Je le répète, cette difficulté d'interprétation ne s'était pas posée tant que, malheureusement, les témoins pouvaient être placés en garde à vue. C'est pour cela que j'osais espérer que vous m'entendriez.
M. le président. Je vais mettre aux voix l'amendement n° 2.
M. Robert Badinter. Je demande la parole pour explication de vote.
M. le président. La parole est à M. Badinter.
M. Robert Badinter. Le problème, ici, n'est pas la référence plus ou moins exacte à la définition anglo-saxonne, il est beaucoup plus important que cela. A cet égard, je suivrai la position du rapporteur de la commission des lois.
Les indices, vous avez raison, madame la garde des sceaux, peuvent être matériels ou intellectuels, mais ils doivent exister. Ils ont, si je puis me permettre de le dire, un caractère objectif et, s'ils sont objectifs, ils peuvent être contrôlés par ceux qui ont pour mission, comme le rappelait M. Haenel, de veiller au respect des libertés individuelles à propos de la garde à vue, c'est-à-dire les procureurs.

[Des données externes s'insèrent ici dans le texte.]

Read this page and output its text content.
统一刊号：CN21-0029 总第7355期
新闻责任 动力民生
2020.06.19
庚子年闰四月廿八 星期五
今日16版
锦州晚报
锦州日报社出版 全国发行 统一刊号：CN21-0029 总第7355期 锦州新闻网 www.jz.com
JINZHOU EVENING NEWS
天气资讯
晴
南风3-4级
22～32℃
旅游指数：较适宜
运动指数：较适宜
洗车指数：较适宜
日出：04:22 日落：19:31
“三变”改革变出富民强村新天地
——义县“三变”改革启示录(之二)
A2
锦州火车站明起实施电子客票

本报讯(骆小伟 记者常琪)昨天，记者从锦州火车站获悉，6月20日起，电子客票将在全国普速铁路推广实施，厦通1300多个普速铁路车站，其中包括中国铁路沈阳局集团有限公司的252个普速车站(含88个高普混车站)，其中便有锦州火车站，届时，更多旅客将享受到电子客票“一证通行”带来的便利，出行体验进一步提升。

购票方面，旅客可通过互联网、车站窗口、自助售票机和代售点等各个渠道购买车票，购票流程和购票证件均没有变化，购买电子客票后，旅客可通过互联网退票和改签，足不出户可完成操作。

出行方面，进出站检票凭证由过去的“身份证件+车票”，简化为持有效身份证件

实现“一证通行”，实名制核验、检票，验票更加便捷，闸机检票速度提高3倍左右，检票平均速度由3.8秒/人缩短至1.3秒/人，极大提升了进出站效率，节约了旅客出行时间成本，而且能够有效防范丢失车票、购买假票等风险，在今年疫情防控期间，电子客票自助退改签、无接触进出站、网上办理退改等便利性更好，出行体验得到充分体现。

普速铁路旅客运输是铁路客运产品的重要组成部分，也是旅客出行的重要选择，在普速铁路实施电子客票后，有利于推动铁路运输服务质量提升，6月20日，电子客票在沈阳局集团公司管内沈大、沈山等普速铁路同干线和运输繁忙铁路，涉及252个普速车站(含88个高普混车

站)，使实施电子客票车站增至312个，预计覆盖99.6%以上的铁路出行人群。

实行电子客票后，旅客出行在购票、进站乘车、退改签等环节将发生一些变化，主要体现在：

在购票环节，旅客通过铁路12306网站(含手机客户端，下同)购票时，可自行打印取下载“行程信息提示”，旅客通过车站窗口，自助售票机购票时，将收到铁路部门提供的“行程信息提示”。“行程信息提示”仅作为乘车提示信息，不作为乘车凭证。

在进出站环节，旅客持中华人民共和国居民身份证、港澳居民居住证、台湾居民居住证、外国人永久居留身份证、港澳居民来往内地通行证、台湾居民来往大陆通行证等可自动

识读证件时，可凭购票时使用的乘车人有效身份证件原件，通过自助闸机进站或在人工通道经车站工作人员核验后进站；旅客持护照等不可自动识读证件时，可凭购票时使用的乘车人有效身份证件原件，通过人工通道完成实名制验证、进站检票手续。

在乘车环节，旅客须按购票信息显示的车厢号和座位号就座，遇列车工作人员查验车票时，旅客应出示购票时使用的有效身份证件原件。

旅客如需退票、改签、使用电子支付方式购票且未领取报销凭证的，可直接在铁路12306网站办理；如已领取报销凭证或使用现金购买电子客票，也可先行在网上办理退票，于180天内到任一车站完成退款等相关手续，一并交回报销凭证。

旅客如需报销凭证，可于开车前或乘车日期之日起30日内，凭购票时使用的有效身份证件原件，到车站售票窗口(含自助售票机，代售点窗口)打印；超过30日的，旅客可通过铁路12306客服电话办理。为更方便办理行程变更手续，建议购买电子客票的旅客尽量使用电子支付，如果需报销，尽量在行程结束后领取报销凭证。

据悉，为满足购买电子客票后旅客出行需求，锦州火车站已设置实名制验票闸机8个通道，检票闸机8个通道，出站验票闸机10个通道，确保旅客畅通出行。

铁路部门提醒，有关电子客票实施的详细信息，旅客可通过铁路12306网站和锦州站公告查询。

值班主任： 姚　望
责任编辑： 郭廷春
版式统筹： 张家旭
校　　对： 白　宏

Mais la raison plausible, qui est en effet mentionnée dans le texte de la convention européenne de sauvegarde des droits de l'homme et des libertés fondamentales, c'est la subjectivité. Comment voulez-vous la contrôler si vous n'avez pas, par ailleurs, les indices qui fondent ces raisons plausibles de soupçonner ?
C'est donc en partant des indices - et sur ce point votre circulaire m'avait tout à fait convaincu - que l'on peut parler de « raisons plausibles de soupçonner ». C'est parce qu'il y a des indices qu'on a des raisons, mais si on fait disparaître les « indices », il ne reste plus que la subjectivité. Donc, je ne vois vraiment pas pourquoi nous devrions changer un concept connu de notre droit.
La circulaire éclaire parfaitement la pratique qui devra être suivie : le ministère public aura pour mission d'en informer les officiers de police judiciaire dans son ressort et tout cela fonctionnera parfaitement. Sur ce point, nous ne gagnerions rien à aller vers les « raisons plausibles », mais nous devons conserver les « indices », qui seront autant de raisons plausibles au regard de la convention européenne et qui nous mettent à l'abri de toute critique.
M. Alain Gournac. Il n'y a rien à ajouter.
M. Hubert Haenel. Très bien !
M. le président. Je mets aux voix l'amendement n° 2, repoussé par le Gouvernement.

(L'amendement est adopté.)
M. le président. En conséquence, l'article 1er est supprimé.